The suspects' parents recently returned to Dagestan in the Caucasus region after living in the United States for about 10 years because they were "nostalgic," the father, Anzor Tsarnaev, told Russian state-run Zvezda TV.
He accused someone of framing his sons. "I don't know who exactly did it. But someone did."
A federal official told CNN that Dzhokar Tsarnaev came to the U.S. as a tourist with his family in the early 2000s and later asked for asylum. He became a naturalized U.S. citizen in 2012. Tamerlan Tsarnaev was not a naturalized citizen, said the official, who spoke on condition of anonymity. He came "a few years later" and was lawfully in the United States as a green-card holder.
Tamerlan Tsarnaev had studied at Bunker Hill Community College and wanted to become an engineer, according to those who knew him. He then took a year off to train as a boxer.
'I don't understand them'
The official said that a posting on a social media site in the elder brother's name included the comments: "I don't have a single American friend. I don't understand them."
Dzhokar Tsarnaev attended Cambridge Rindge & Latin, a public high school, said Eric Mercado, who graduated a year behind the suspect. Mercado said Tsarnaev had worked at Harvard University as a lifeguard.
"We hung out; we partied; we were good high school friends," Mercado told CNN.

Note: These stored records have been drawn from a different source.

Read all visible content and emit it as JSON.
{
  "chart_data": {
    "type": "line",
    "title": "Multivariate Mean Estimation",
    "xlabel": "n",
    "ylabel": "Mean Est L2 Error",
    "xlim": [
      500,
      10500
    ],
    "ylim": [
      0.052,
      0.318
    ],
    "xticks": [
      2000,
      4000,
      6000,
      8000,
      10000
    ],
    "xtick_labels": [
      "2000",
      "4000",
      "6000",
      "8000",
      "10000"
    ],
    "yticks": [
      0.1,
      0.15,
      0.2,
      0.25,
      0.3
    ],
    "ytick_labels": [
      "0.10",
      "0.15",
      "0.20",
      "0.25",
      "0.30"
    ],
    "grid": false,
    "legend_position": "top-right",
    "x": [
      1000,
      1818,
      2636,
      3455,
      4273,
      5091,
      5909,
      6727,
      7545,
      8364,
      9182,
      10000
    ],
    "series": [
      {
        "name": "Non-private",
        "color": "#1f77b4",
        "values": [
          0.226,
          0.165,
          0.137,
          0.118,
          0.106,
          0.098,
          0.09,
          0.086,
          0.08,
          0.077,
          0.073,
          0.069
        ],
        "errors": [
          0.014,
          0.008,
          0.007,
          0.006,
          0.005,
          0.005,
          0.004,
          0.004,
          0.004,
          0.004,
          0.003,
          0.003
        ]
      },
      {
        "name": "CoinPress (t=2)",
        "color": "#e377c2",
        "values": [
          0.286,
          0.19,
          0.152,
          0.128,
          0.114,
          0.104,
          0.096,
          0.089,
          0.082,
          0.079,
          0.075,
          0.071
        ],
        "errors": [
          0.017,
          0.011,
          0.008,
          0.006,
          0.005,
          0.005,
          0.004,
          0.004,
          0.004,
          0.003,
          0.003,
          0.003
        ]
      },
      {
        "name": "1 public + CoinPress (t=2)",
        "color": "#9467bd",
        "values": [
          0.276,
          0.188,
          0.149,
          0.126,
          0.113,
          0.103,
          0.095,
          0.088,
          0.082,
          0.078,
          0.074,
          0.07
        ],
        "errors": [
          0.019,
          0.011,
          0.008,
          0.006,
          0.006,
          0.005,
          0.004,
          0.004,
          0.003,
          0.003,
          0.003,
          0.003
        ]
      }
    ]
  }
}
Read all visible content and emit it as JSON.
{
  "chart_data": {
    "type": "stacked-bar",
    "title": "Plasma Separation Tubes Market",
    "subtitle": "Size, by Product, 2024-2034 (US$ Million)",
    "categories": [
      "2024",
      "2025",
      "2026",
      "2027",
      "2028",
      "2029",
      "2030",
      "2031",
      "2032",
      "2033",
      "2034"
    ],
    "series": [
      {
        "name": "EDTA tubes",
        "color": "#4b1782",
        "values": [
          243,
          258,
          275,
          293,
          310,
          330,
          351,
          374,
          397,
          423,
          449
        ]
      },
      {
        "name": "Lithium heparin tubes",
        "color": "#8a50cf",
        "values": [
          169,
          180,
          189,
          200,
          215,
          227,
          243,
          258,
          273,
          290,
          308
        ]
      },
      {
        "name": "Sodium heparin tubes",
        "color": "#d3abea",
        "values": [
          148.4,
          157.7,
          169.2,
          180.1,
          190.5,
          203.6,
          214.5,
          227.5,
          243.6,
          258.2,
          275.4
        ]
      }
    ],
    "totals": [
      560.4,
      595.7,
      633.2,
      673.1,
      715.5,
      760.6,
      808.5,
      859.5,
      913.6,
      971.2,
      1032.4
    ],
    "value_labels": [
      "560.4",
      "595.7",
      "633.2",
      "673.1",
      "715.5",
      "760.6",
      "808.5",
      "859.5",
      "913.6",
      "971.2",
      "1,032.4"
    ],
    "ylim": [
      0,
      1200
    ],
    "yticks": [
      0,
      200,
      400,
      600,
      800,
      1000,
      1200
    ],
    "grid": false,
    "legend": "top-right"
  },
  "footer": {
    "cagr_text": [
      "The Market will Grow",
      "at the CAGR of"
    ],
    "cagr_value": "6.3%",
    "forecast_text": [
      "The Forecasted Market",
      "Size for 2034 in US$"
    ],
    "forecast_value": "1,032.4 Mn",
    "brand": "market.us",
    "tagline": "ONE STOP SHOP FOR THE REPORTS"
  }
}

"We're all, like, in shock. We don't really understand. There were no telltale signs of any kind of malicious behavior from Dzhokar. It's all coming as a shock, really."
Mercado said he lived a block away from the suspect and did not know his older brother.
Dzhokar Tsarnaev is currently registered as a student at University of Massachusetts Dartmouth, which ordered its campus evacuated on Friday. The school is located 65 miles south of Cambridge, just west of New Bedford.
Larry Aaronson, Dzhokar Tsarnaev's neighbor and a former teacher at the high school Tsarnaev attended, called him a "wonderful kid."